Wagner’s influence stretches across the continent, Gruzd said.

“The Wagner presence in Africa is large,” he said. “Reportedly over 5,000 soldiers [are] spread across the various countries, embedded in countries like Central African Republic and Mali, less so in Libya and Sudan. Even as late as last week, it looked like Niger and Burkina Faso, the countries that have undergone coups in West Africa across the Sahel, are targets for Wagner.”

The U.S. Treasury Department accused the Wagner Group of mass executions, rape and physical abuse in Mali and the Central African Republic, or CAR, and designated it a “criminal organization.”

In the CAR, in particular, it’s too early to assess the impact Prigozhin’s death will have, but it’s important to remember the role the group had under its leader, said Bouessel.

“The Central African Republic signed a deal with Russia in late 2017,” he said. “This deal included the arrival of Wagner and assistance of Wagner toward the president. Since then, Wagner was able to oust the former colonizer France out of the country and out of the decision-making part of the country. They also managed to secure [Faustin] Touadera’s power and make him re-elected. They managed to deter rebel groups from attacking the capital again. And they managed to weaken the armed groups.”

In the CAR, Bouessel said, the group controlled businesses in the mining of gold and diamonds. They are also present in the timber industry and beverage sector.

Dr. Edgar Githua, a lecturer at the United States International University in Nairobi and Strathmore University who specializes in international relations, peace and conflict, said that Prigozhin’s death will affect the group’s finances, and that its global influence might take a hit.

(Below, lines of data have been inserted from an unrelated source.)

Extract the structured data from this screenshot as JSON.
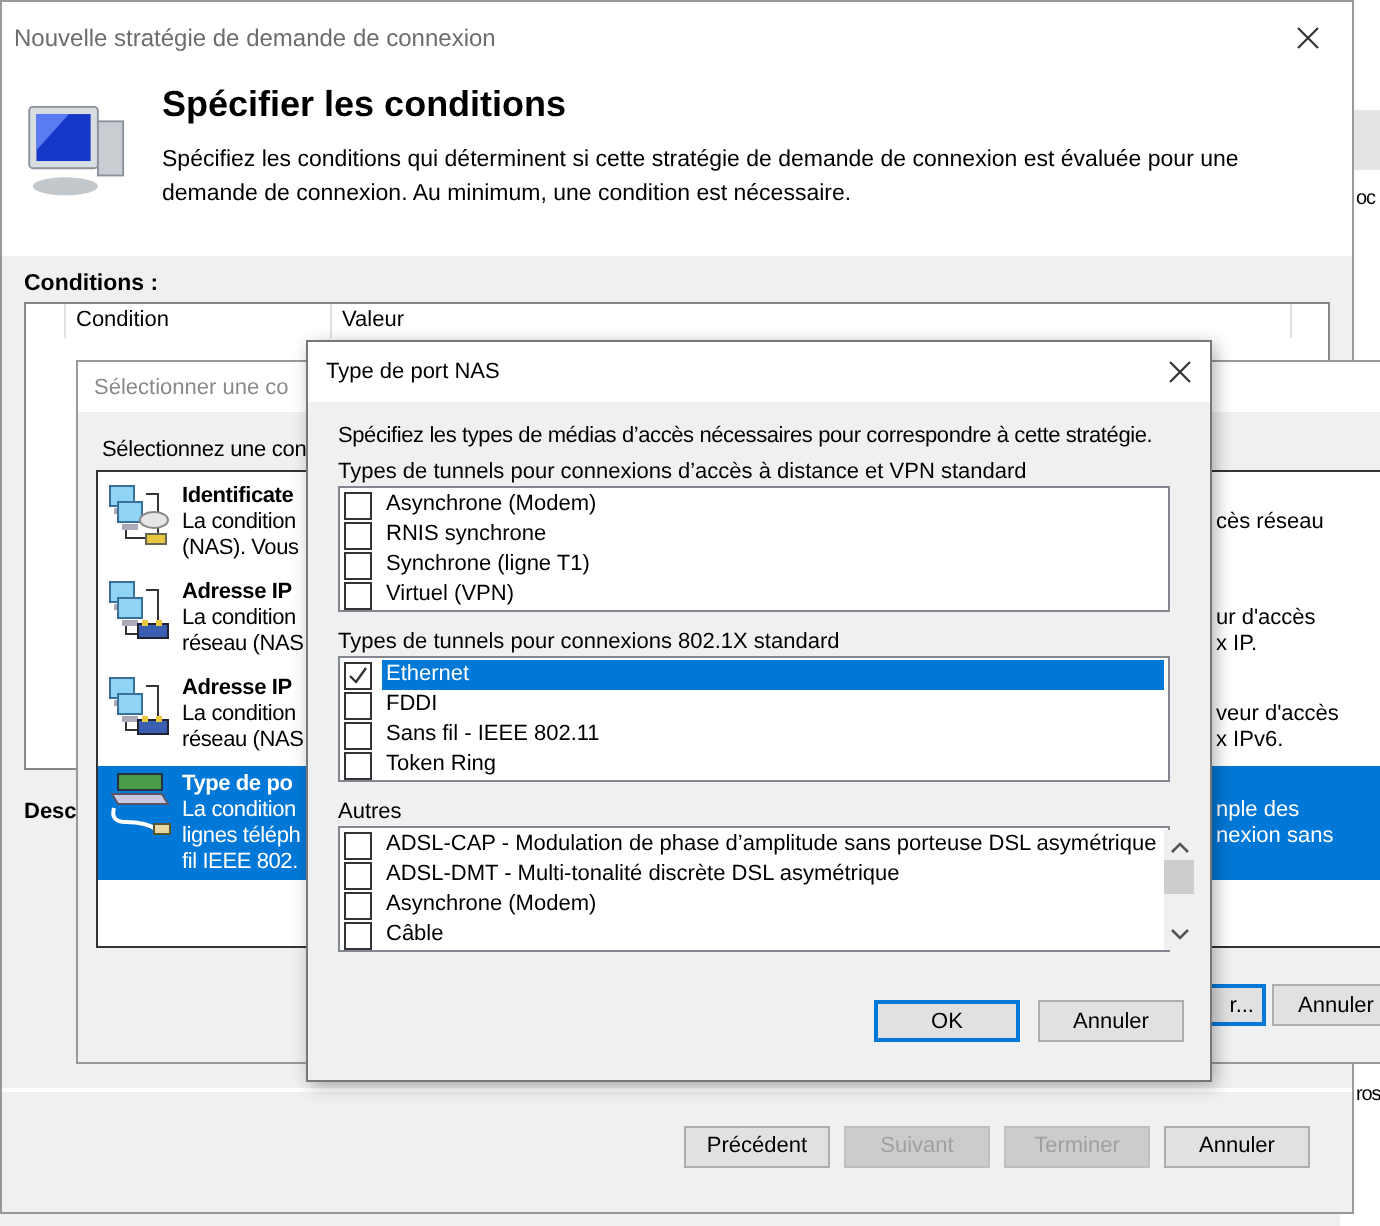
{
  "main_window": {
    "title": "Nouvelle stratégie de demande de connexion",
    "heading": "Spécifier les conditions",
    "description": "Spécifiez les conditions qui déterminent si cette stratégie de demande de connexion est évaluée pour une demande de connexion. Au minimum, une condition est nécessaire.",
    "conditions_label": "Conditions :",
    "table": {
      "columns": [
        "Condition",
        "Valeur"
      ]
    },
    "description_label": "Desc",
    "buttons": [
      {
        "label": "Précédent",
        "disabled": false
      },
      {
        "label": "Suivant",
        "disabled": true
      },
      {
        "label": "Terminer",
        "disabled": true
      },
      {
        "label": "Annuler",
        "disabled": false
      }
    ]
  },
  "select_dialog": {
    "title": "Sélectionner une co",
    "prompt": "Sélectionnez une con",
    "items": [
      {
        "kind": "network-cloud",
        "title": "Identificate",
        "lines": [
          "La condition",
          "(NAS). Vous"
        ],
        "right_lines": [
          "cès réseau"
        ],
        "selected": false
      },
      {
        "kind": "network-hub",
        "title": "Adresse IP",
        "lines": [
          "La condition",
          "réseau (NAS"
        ],
        "right_lines": [
          "ur d'accès",
          "x IP."
        ],
        "selected": false
      },
      {
        "kind": "network-hub",
        "title": "Adresse IP",
        "lines": [
          "La condition",
          "réseau (NAS"
        ],
        "right_lines": [
          "veur d'accès",
          "x IPv6."
        ],
        "selected": false
      },
      {
        "kind": "port",
        "title": "Type de po",
        "lines": [
          "La condition",
          "lignes téléph",
          "fil IEEE 802."
        ],
        "right_lines": [
          "nple des",
          "nexion sans"
        ],
        "selected": true
      }
    ],
    "buttons": [
      {
        "label": "r...",
        "focused": true
      },
      {
        "label": "Annuler",
        "focused": false
      }
    ]
  },
  "nas_dialog": {
    "title": "Type de port NAS",
    "description": "Spécifiez les types de médias d’accès nécessaires pour correspondre à cette stratégie.",
    "groups": [
      {
        "label": "Types de tunnels pour connexions d’accès à distance et VPN standard",
        "scrollbar": false,
        "items": [
          {
            "label": "Asynchrone (Modem)",
            "checked": false,
            "selected": false
          },
          {
            "label": "RNIS synchrone",
            "checked": false,
            "selected": false
          },
          {
            "label": "Synchrone (ligne T1)",
            "checked": false,
            "selected": false
          },
          {
            "label": "Virtuel (VPN)",
            "checked": false,
            "selected": false
          }
        ]
      },
      {
        "label": "Types de tunnels pour connexions 802.1X standard",
        "scrollbar": false,
        "items": [
          {
            "label": "Ethernet",
            "checked": true,
            "selected": true
          },
          {
            "label": "FDDI",
            "checked": false,
            "selected": false
          },
          {
            "label": "Sans fil - IEEE 802.11",
            "checked": false,
            "selected": false
          },
          {
            "label": "Token Ring",
            "checked": false,
            "selected": false
          }
        ]
      },
      {
        "label": "Autres",
        "scrollbar": true,
        "items": [
          {
            "label": "ADSL-CAP - Modulation de phase d’amplitude sans porteuse DSL asymétrique",
            "checked": false,
            "selected": false
          },
          {
            "label": "ADSL-DMT - Multi-tonalité discrète DSL asymétrique",
            "checked": false,
            "selected": false
          },
          {
            "label": "Asynchrone (Modem)",
            "checked": false,
            "selected": false
          },
          {
            "label": "Câble",
            "checked": false,
            "selected": false
          }
        ]
      }
    ],
    "buttons": [
      {
        "label": "OK",
        "focused": true
      },
      {
        "label": "Annuler",
        "focused": false
      }
    ]
  },
  "background_window": {
    "texts": [
      "oc",
      "ros"
    ]
  }
}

“Prigozhin is the one who had the financial streams of the Wagner Group,” Githua said. “He’s the one with the international connections. He’s the one who was getting all the international contracts.

“It was a one man show. Prigozhin had a lot of power and a lot of say within that group. With his demise, that group is going to find itself rudderless for some time,” he said.

Prigozhin died a couple of months after he staged an unsuccessful rebellion against top Russian military commanders. After that failed mutiny, Russian Foreign Minister Sergey Lavrov indicated that operations in the CAR and Mali would not be affected.